Estimation of Accurate and Calibrated Uncertainties in Deterministic models
This addresses the need for reliable uncertainty estimates in physics and engineering models where computational costs prevent ensemble runs, offering a practical solution for improving prediction trustworthiness.
The paper tackles the problem of assigning accurate and calibrated uncertainties to single-point predictions from deterministic models, introducing a method that transforms deterministic predictions into probabilistic ones by balancing accuracy and reliability through a new cost function, showing successful recovery of underlying noise in synthetic data and application to real-world datasets.

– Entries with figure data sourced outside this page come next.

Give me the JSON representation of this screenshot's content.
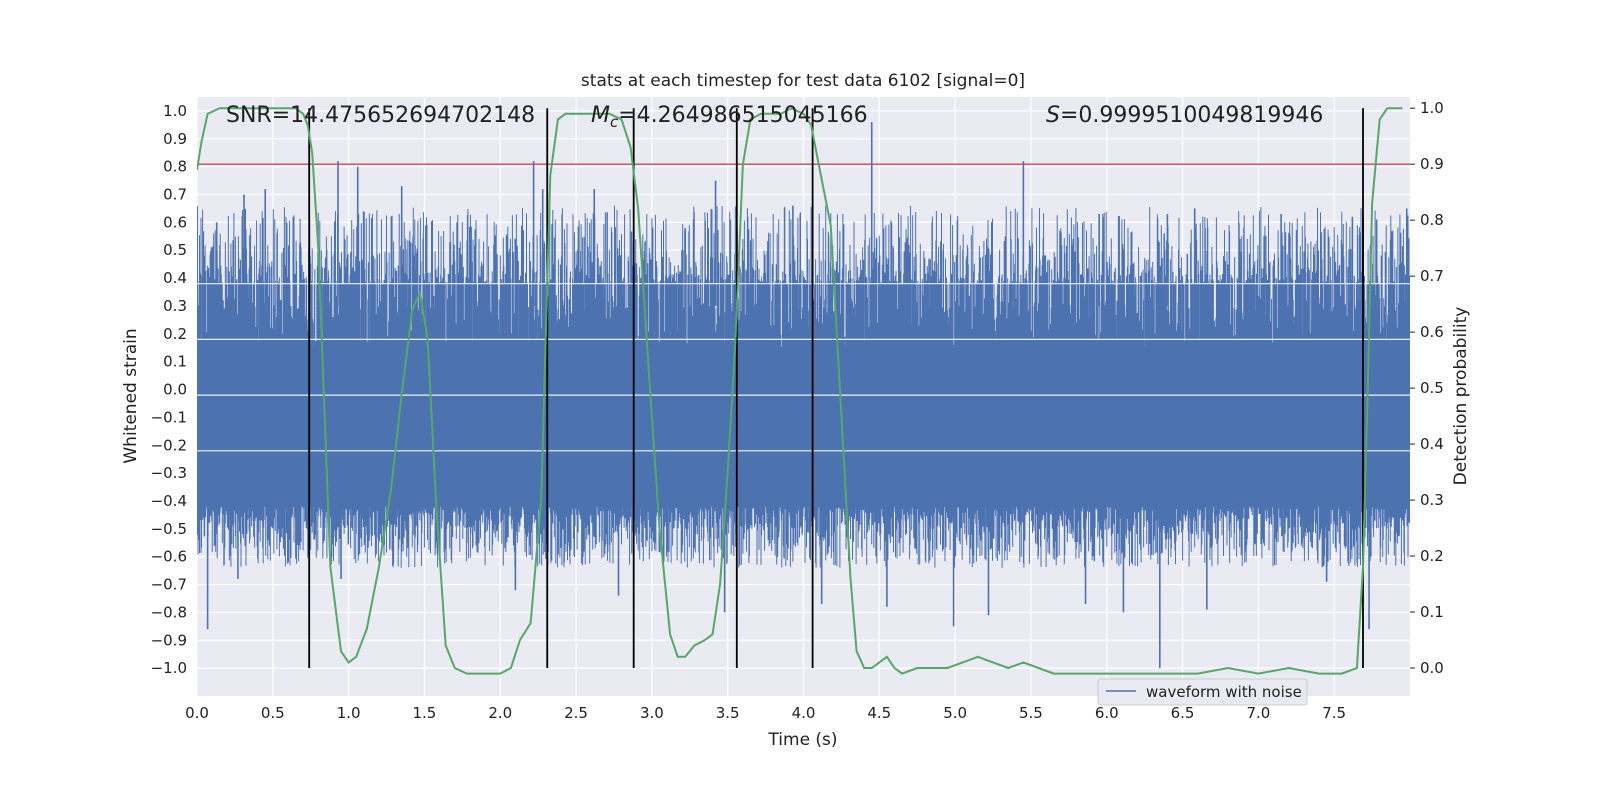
{
  "chart_data": {
    "type": "line",
    "title": "stats at each timestep for test data 6102 [signal=0]",
    "xlabel": "Time (s)",
    "ylabel": "Whitened strain",
    "y2label": "Detection probability",
    "xlim": [
      0.0,
      8.0
    ],
    "ylim": [
      -1.1,
      1.05
    ],
    "y2lim": [
      -0.05,
      1.02
    ],
    "x_ticks": [
      "0.0",
      "0.5",
      "1.0",
      "1.5",
      "2.0",
      "2.5",
      "3.0",
      "3.5",
      "4.0",
      "4.5",
      "5.0",
      "5.5",
      "6.0",
      "6.5",
      "7.0",
      "7.5"
    ],
    "y_ticks": [
      "1.0",
      "0.9",
      "0.8",
      "0.7",
      "0.6",
      "0.5",
      "0.4",
      "0.3",
      "0.2",
      "0.1",
      "0.0",
      "-0.1",
      "-0.2",
      "-0.3",
      "-0.4",
      "-0.5",
      "-0.6",
      "-0.7",
      "-0.8",
      "-0.9",
      "-1.0"
    ],
    "y2_ticks": [
      "1.0",
      "0.9",
      "0.8",
      "0.7",
      "0.6",
      "0.5",
      "0.4",
      "0.3",
      "0.2",
      "0.1",
      "0.0"
    ],
    "grid": true,
    "legend": {
      "position": "lower-right",
      "entries": [
        "waveform with noise"
      ]
    },
    "annotations": {
      "snr": "SNR=14.475652694702148",
      "mc_symbol": "M",
      "mc_sub": "c",
      "mc_value": "=4.264986515045166",
      "s_symbol": "S",
      "s_value": "=0.9999510049819946"
    },
    "threshold": {
      "y2": 0.9,
      "color": "#c44e52"
    },
    "vertical_lines_x": [
      0.74,
      2.31,
      2.88,
      3.56,
      4.06,
      7.69
    ],
    "colors": {
      "waveform": "#4c72b0",
      "probability": "#55a868",
      "vlines": "#000000",
      "background": "#eaeaf2",
      "grid": "#ffffff"
    },
    "waveform": {
      "name": "waveform with noise",
      "dense_band_y": [
        -0.42,
        0.38
      ],
      "peaks_x": [
        0.05,
        0.13,
        0.31,
        0.45,
        0.93,
        1.06,
        1.35,
        2.22,
        2.28,
        2.62,
        3.22,
        3.42,
        3.93,
        4.45,
        4.58,
        5.45,
        5.95,
        6.4,
        6.58,
        7.15,
        7.62,
        7.78
      ],
      "peaks_y": [
        0.48,
        0.6,
        0.7,
        0.72,
        0.82,
        0.8,
        0.73,
        0.82,
        0.72,
        0.72,
        0.58,
        0.75,
        0.66,
        0.96,
        0.6,
        0.82,
        0.63,
        0.63,
        0.65,
        0.63,
        0.62,
        0.61
      ],
      "troughs_x": [
        0.07,
        0.27,
        0.95,
        2.1,
        2.31,
        2.78,
        3.48,
        4.12,
        4.55,
        4.99,
        5.22,
        5.86,
        6.11,
        6.35,
        6.66,
        7.45,
        7.73
      ],
      "troughs_y": [
        -0.86,
        -0.68,
        -0.68,
        -0.72,
        -0.78,
        -0.74,
        -0.8,
        -0.77,
        -0.78,
        -0.85,
        -0.81,
        -0.77,
        -0.8,
        -1.0,
        -0.79,
        -0.69,
        -0.86
      ]
    },
    "probability": {
      "x": [
        0.0,
        0.03,
        0.07,
        0.15,
        0.25,
        0.4,
        0.55,
        0.65,
        0.7,
        0.73,
        0.76,
        0.8,
        0.88,
        0.95,
        1.0,
        1.05,
        1.12,
        1.2,
        1.28,
        1.35,
        1.42,
        1.47,
        1.52,
        1.58,
        1.64,
        1.7,
        1.78,
        1.9,
        2.0,
        2.07,
        2.13,
        2.2,
        2.27,
        2.33,
        2.38,
        2.43,
        2.5,
        2.6,
        2.72,
        2.8,
        2.86,
        2.91,
        2.98,
        3.05,
        3.12,
        3.17,
        3.22,
        3.28,
        3.35,
        3.4,
        3.45,
        3.5,
        3.55,
        3.6,
        3.65,
        3.72,
        3.78,
        3.85,
        3.92,
        4.0,
        4.05,
        4.1,
        4.18,
        4.25,
        4.31,
        4.35,
        4.4,
        4.45,
        4.5,
        4.55,
        4.6,
        4.65,
        4.75,
        4.85,
        4.95,
        5.05,
        5.15,
        5.25,
        5.35,
        5.45,
        5.55,
        5.65,
        5.8,
        6.0,
        6.2,
        6.4,
        6.6,
        6.8,
        7.0,
        7.2,
        7.4,
        7.55,
        7.65,
        7.69,
        7.72,
        7.75,
        7.8,
        7.85,
        7.95
      ],
      "y": [
        0.89,
        0.94,
        0.99,
        1.0,
        1.0,
        1.0,
        1.0,
        1.0,
        0.99,
        0.97,
        0.92,
        0.75,
        0.18,
        0.03,
        0.01,
        0.02,
        0.07,
        0.18,
        0.32,
        0.49,
        0.64,
        0.67,
        0.59,
        0.28,
        0.04,
        0.0,
        -0.01,
        -0.01,
        -0.01,
        0.0,
        0.05,
        0.08,
        0.3,
        0.88,
        0.98,
        0.99,
        0.99,
        0.99,
        0.99,
        0.98,
        0.93,
        0.82,
        0.53,
        0.25,
        0.06,
        0.02,
        0.02,
        0.04,
        0.05,
        0.06,
        0.15,
        0.35,
        0.58,
        0.9,
        0.98,
        0.99,
        0.99,
        0.99,
        1.0,
        0.99,
        0.97,
        0.9,
        0.79,
        0.45,
        0.16,
        0.03,
        0.0,
        0.0,
        0.01,
        0.02,
        0.0,
        -0.01,
        0.0,
        0.0,
        0.0,
        0.01,
        0.02,
        0.01,
        0.0,
        0.01,
        0.0,
        -0.01,
        -0.01,
        -0.01,
        -0.01,
        -0.01,
        -0.01,
        0.0,
        -0.01,
        0.0,
        -0.01,
        -0.01,
        0.0,
        0.18,
        0.48,
        0.83,
        0.98,
        1.0,
        1.0
      ]
    }
  }
}
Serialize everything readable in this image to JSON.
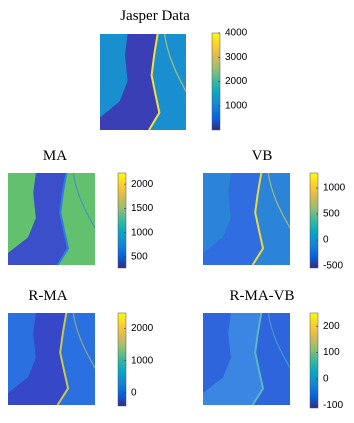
{
  "panels": [
    {
      "title": "Jasper Data",
      "clim": [
        0,
        4000
      ],
      "ticks": [
        1000,
        2000,
        3000,
        4000
      ]
    },
    {
      "title": "MA",
      "clim": [
        270,
        2230
      ],
      "ticks": [
        500,
        1000,
        1500,
        2000
      ]
    },
    {
      "title": "VB",
      "clim": [
        -540,
        1290
      ],
      "ticks": [
        -500,
        0,
        500,
        1000
      ]
    },
    {
      "title": "R-MA",
      "clim": [
        -400,
        2470
      ],
      "ticks": [
        0,
        1000,
        2000
      ]
    },
    {
      "title": "R-MA-VB",
      "clim": [
        -110,
        250
      ],
      "ticks": [
        -100,
        0,
        100,
        200
      ]
    }
  ]
}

In this paper we focus on the problem of assigning uncertainties to single-point predictions generated by a deterministic model that outputs a continuous variable. This problem applies to any state-of-the-art physics or engineering models that have a computational cost that does not readily allow to run ensembles and to estimate the uncertainty associated to single-point predictions. Essentially, we devise a method to easily transform a deterministic prediction into a probabilistic one. We show that for doing so, one has to compromise between the accuracy and the reliability (calibration) of such a probabilistic model. Hence, we introduce a cost function that encodes their trade-off. We use the Continuous Rank Probability Score to measure accuracy and we derive an analytic formula for the reliability, in the case of forecasts of continuous scalar variables expressed in terms of Gaussian distributions. The new Accuracy-Reliability cost function is then used to estimate the input-dependent variance, given a black-box mean function, by solving a two-objective optimization problem. The simple philosophy behind this strategy is that predictions based on the estimated variances should not only be accurate, but also reliable (i.e. statistical consistent with observations). Conversely, early works based on the minimization of classical cost functions, such as the negative log probability density, cannot simultaneously enforce both accuracy and reliability. We show several examples both with synthetic data, where the underlying hidden noise can accurately be recovered, and with large real-world datasets.